Inhalt und Ziel des Forschungsprojekts

Das Projekt WESIR verfolgt drei Ziele: (1) Zunächst werden individuelle Merkmale und die Rolle des schulischen Umfelds auf das Wohlbefinden von Schüler/innen der Sekundarstufe untersucht und die Faktoren identifiziert, welche die Entwicklung des Wohlbefindens von Schüler/innen beeinflussen. (2) Anhand einer Interventionsstudie in Schulen werden anschliessend die Auswirkungen schulbasierter Interventionsprogramme zur Förderung des Wohlbefindens auf das kurz- und langfristige Wohlbefinden der Schüler/innen analysiert. (3) Aus den Ergebnissen wird dann wissenschaftlich sowie praktisch relevantes Wissen über das Wohlbefinden der Schüler/innen abgeleitet und sowohl der Forschung als auch den Schulen und der Öffentlichkeit zur Verfügung gestellt.

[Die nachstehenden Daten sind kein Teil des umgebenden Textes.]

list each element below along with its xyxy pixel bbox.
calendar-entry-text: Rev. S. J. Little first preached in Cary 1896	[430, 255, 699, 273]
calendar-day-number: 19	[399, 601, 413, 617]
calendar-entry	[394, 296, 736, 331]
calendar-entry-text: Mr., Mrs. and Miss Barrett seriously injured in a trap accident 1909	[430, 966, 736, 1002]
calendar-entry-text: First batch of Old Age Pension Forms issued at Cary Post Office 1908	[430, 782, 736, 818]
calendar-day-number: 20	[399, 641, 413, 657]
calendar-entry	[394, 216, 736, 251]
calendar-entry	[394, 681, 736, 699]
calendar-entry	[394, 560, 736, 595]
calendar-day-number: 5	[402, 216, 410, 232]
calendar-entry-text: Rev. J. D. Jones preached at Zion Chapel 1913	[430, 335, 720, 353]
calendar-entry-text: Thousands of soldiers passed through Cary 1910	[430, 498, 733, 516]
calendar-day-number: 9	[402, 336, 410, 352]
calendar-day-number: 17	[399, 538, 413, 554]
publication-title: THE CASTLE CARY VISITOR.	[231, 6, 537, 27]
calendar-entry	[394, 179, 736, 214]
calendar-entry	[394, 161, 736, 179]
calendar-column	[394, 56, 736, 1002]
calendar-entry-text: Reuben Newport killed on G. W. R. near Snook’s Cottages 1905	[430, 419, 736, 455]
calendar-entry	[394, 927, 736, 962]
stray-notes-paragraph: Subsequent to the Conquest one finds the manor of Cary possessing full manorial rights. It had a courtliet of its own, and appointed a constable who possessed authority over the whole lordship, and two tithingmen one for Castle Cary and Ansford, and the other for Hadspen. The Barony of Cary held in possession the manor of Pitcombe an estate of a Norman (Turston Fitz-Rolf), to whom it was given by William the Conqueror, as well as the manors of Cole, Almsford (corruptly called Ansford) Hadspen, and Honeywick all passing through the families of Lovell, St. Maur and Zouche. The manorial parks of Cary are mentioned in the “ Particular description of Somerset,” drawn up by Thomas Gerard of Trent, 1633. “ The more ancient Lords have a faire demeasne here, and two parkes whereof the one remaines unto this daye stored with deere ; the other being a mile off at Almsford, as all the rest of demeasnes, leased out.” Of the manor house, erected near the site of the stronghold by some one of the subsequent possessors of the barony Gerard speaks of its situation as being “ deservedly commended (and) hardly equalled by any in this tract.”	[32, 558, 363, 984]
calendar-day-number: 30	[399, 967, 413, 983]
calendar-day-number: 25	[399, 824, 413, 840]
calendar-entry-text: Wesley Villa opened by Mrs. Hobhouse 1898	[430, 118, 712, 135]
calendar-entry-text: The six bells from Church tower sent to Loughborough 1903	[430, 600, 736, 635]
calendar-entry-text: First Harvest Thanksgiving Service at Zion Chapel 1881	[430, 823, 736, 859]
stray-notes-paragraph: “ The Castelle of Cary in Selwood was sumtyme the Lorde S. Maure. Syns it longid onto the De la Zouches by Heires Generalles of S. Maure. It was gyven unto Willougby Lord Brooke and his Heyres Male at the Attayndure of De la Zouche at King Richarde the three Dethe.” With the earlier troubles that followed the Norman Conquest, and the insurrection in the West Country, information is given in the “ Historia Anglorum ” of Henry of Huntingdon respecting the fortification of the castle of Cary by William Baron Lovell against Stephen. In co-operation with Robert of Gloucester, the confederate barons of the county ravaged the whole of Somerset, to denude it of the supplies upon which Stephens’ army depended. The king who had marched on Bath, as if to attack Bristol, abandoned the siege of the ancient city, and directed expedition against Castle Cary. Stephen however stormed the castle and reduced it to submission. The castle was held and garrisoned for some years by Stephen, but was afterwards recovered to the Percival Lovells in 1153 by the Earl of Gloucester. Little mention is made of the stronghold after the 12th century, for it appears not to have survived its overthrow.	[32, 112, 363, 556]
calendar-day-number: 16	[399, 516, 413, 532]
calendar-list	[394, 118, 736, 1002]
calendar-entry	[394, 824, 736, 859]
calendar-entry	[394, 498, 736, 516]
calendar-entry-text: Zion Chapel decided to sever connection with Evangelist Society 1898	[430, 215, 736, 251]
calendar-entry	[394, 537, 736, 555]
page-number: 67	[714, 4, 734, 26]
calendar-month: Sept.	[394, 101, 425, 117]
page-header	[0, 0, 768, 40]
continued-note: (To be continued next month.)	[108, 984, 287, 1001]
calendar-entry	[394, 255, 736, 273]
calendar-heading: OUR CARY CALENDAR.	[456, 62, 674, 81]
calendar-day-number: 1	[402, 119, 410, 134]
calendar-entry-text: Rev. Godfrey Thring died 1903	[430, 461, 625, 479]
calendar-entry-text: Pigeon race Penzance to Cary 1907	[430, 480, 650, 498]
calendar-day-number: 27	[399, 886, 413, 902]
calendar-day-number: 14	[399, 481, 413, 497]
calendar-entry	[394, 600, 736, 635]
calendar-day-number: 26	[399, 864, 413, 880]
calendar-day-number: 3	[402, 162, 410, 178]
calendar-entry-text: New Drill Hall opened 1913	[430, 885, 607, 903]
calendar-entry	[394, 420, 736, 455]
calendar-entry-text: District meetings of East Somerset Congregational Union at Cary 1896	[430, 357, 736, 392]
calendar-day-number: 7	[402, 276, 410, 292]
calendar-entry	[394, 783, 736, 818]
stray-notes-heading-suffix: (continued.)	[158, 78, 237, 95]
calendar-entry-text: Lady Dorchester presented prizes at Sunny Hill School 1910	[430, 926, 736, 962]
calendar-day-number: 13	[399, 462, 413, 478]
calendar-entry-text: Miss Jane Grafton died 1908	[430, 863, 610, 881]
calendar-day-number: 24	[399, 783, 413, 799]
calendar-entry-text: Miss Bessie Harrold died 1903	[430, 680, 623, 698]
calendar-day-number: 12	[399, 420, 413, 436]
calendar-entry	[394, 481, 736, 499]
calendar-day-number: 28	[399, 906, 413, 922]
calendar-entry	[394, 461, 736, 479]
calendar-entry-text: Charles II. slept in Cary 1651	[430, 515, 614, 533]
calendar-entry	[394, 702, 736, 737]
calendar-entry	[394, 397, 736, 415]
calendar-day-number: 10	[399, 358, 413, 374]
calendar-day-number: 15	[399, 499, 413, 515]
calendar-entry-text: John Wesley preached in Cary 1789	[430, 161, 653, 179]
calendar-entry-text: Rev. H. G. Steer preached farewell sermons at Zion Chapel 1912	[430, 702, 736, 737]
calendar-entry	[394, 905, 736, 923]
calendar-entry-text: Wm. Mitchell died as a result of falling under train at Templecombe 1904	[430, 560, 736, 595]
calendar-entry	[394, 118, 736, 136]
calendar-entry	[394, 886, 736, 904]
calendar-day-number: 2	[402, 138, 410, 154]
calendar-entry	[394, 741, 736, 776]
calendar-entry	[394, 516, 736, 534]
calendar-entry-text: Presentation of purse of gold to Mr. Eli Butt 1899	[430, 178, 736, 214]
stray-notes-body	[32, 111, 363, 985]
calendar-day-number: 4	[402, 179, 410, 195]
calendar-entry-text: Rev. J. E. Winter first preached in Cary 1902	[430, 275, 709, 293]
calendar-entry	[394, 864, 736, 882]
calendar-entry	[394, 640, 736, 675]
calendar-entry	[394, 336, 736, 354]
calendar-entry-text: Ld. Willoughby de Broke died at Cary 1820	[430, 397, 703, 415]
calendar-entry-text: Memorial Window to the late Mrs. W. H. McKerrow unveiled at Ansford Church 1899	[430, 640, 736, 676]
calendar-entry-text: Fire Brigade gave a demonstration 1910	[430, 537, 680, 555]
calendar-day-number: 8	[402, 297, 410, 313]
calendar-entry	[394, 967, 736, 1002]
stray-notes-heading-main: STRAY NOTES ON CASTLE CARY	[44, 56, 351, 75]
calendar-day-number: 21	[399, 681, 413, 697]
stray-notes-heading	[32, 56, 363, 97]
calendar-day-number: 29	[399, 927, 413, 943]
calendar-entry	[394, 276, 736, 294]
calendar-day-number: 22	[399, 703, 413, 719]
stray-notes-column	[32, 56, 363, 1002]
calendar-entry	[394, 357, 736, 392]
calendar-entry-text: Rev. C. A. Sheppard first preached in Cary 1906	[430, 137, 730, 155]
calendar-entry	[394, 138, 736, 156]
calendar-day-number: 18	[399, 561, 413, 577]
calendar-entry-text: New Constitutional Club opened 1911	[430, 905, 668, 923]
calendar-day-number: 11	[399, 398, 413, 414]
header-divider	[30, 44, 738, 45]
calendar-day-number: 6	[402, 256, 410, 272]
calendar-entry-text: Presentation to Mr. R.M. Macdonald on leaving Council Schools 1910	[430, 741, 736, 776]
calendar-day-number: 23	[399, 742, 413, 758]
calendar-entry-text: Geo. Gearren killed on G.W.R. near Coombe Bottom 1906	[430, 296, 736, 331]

Wissenschaftlicher und gesellschaftlicher Kontext des Forschungsprojekts

Das Forschungsprojekt soll die Diskussion um das Wohlbefinden im schulischen Kontext bereichern. Unsere Arbeiten sollen dazu beitragen, die Entwicklung des Wohlbefindens der Schüler/innen sowie seine Ursachen und Korrelate besser zu verstehen. Eine umfassende Analyse des Wohlbefindens der Schüler/innen in verschiedenen Schulsystemen (in der Schweiz und in Russland) erweitert die empirische Grundlage für weitere Forschung und für die Gestaltung einer qualitativ hochwertigen Schulpraxis. Am Beispiel zweier unterschiedlicher Schulsysteme wird gezeigt, wie Schulen und Lehrpersonen das Wohlbefinden der Schüler/innen fördern und wie wohlbefindensförderliche Unterrichtsaktivitäten in bereits etablierte pädagogische Praktiken eingebettet werden können.